Quelquefois les brigands surpassent
En audace les chevaliers
Enfants, voici des bœufs qui passent
Cachez vos rouges tabliers
Il était laid: les traits austères
La main plus rude que le gant
Mais l'amour a bien des mystères
Et la nonne aima le brigand
On voit des biches qui remplacent
Leurs beaux cerfs par des sangliers
Enfants, voici des bœufs qui passent
Cachez vos rouges tabliers
La nonne osa, dit la chronique
Au brigand par l'enfer conduit
Aux pieds de Sainte Véronique
Donner un rendez-vous la nuit
A l'heure où les corbeaux croassent
Volant dans l'ombre par milliers
Enfants, voici des bœufs qui passent
Cachez vos rouges tabliers
Or quand, dans la nef descendue
La nonne appela le bandit
Au lieu de la voix attendue
C'est la foudre qui répondit
Dieu voulu que ses coups frappassent
Les amants par Satan liés
Enfants, voici des bœufs qui passent
Cachez vos rouges tabliers
Cette histoire de la novice
Saint Ildefonse, abbé, voulut
Qu'afin de préserver du vice
Les vierges qui font leur salut
Les prieurs la racontassent
Dans tous les couvents réguliers
Enfants, voici des bœufs qui passent
Cachez vos rouges tabliers
La légion d'honneur
Paroles et Musique: Georges Brassens 1985
Tous les Brummel, les dandys, les gandins,
Il les considérait avec dédain
Faisant peu cas de l'élégance il s'ha-
Billait toujours au décrochez-moi-ça.
Au combat, pour s'en servir de liquette,
Sous un déluge d'obus, de roquettes,
Il conquit un oriflamme teuton.
Cet acte lui valut le grand cordon.
Mais il perdit le privilège de
S'aller vêtir à la six-quatre-deux,
Car ça la fout mal saperlipopette
D'avoir des faux plis, des trous à ses bas,
De mettre un ruban sur la salopette.
La légion d'honneur ça pardonne pas.
L'âme du bon feu maistre Jehan Cotart
Se réincarnait chez ce vieux fêtard.
Tenter de l'empêcher de boire un pot
C'était ni plus ni moins risquer sa peau.

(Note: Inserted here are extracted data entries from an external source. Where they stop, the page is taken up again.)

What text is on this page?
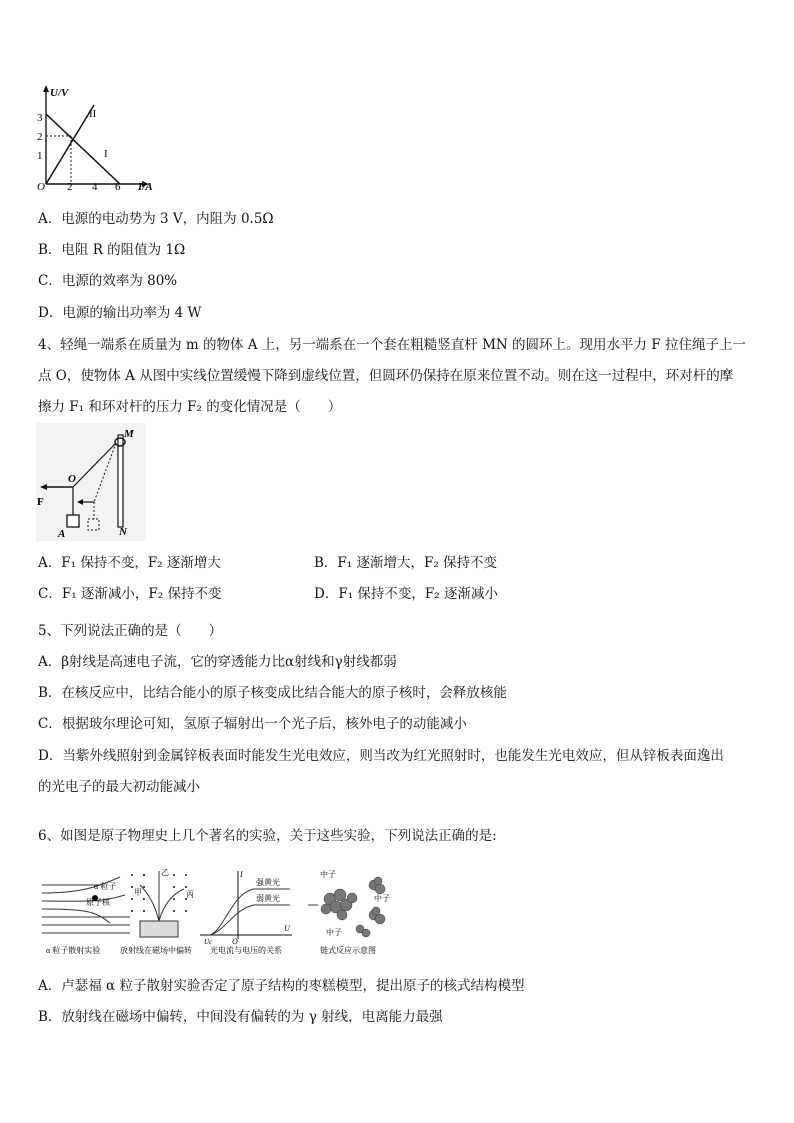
U/V
3
2
1
O 2 4 6 I/A
II
I
A．电源的电动势为 3 V，内阻为 0.5Ω
B．电阻 R 的阻值为 1Ω
C．电源的效率为 80%
D．电源的输出功率为 4 W
4、轻绳一端系在质量为 m 的物体 A 上，另一端系在一个套在粗糙竖直杆 MN 的圆环上。现用水平力 F 拉住绳子上一
点 O，使物体 A 从图中实线位置缓慢下降到虚线位置，但圆环仍保持在原来位置不动。则在这一过程中，环对杆的摩
擦力 F₁ 和环对杆的压力 F₂ 的变化情况是（　　）
M
N
O
F
A
A．F₁ 保持不变，F₂ 逐渐增大	B．F₁ 逐渐增大，F₂ 保持不变
C．F₁ 逐渐减小，F₂ 保持不变	D．F₁ 保持不变，F₂ 逐渐减小
5、下列说法正确的是（　　）
A．β射线是高速电子流，它的穿透能力比α射线和γ射线都弱
B．在核反应中，比结合能小的原子核变成比结合能大的原子核时，会释放核能
C．根据玻尔理论可知，氢原子辐射出一个光子后，核外电子的动能减小
D．当紫外线照射到金属锌板表面时能发生光电效应，则当改为红光照射时，也能发生光电效应，但从锌板表面逸出
的光电子的最大初动能减小
6、如图是原子物理史上几个著名的实验，关于这些实验，下列说法正确的是:
α 粒子
原子核
α 粒子散射实验
甲
乙
丙
放射线在磁场中偏转
I
U
O
Uc
强黄光
弱黄光
光电流与电压的关系
中子
中子
中子
链式反应示意图
A．卢瑟福 α 粒子散射实验否定了原子结构的枣糕模型，提出原子的核式结构模型
B．放射线在磁场中偏转，中间没有偏转的为 γ 射线，电离能力最强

Un soir d'intempérance, à son insu,
Il éteignit en pissotant dessus
Un simple commencement d'incendie.
On lui flanqua le mérite, pardi!
Depuis que n'est plus vierge son revers,
Il s'interdit de marcher de travers.
Car ça la fout mal d' se rendre dans les vignes,
Dites du seigneur, faire des faux pas
Quand on est marqué du fatal insigne.
La légion d'honneur ça pardonne pas.
Grand peloteur de fesses convaincu,
Passé maître en l'art de la main au cul,
Son dada c'était que la femme eut le
Bas de son dos tout parsemé de bleus.
En vue de la palper d'un geste obscène,
Il a plongé pour sauver de la Seine
Une donzelle en train de se noyer,
Dame! aussi sec on vous l'a médaillé.
Ce petit hochet à la boutonnière
Vous le condamne à de bonnes manières.
Car ça la fout mal avec la rosette,
De tâter, flatter, des filles les appas
La louche au valseur; pas de ça Lisette!
La légion d'honneur ça pardonne pas.
Un brave auteur de chansons malotru
Avait une tendance à parler cru,
Bordel de dieu, con, pute, et caetera
Ornaient ses moindres tradéridéras.
Sa muse un soir d'un derrière distrait
Pondit, elle ne le fit pas exprès,
Une rengaine sans gros mots dedans,
On vous le chamarra tambour battant.
Et maintenant qu'il porte cette croix,
Proférer: "Merde", il n'en a plus le droit.
Car ça la fout mal de mettre à ses lèvres
De grand commandeur des termes trop bas,
D' chanter l' grand vicaire et les trois orfèvres.
La légion d'honneur ça pardonne pas.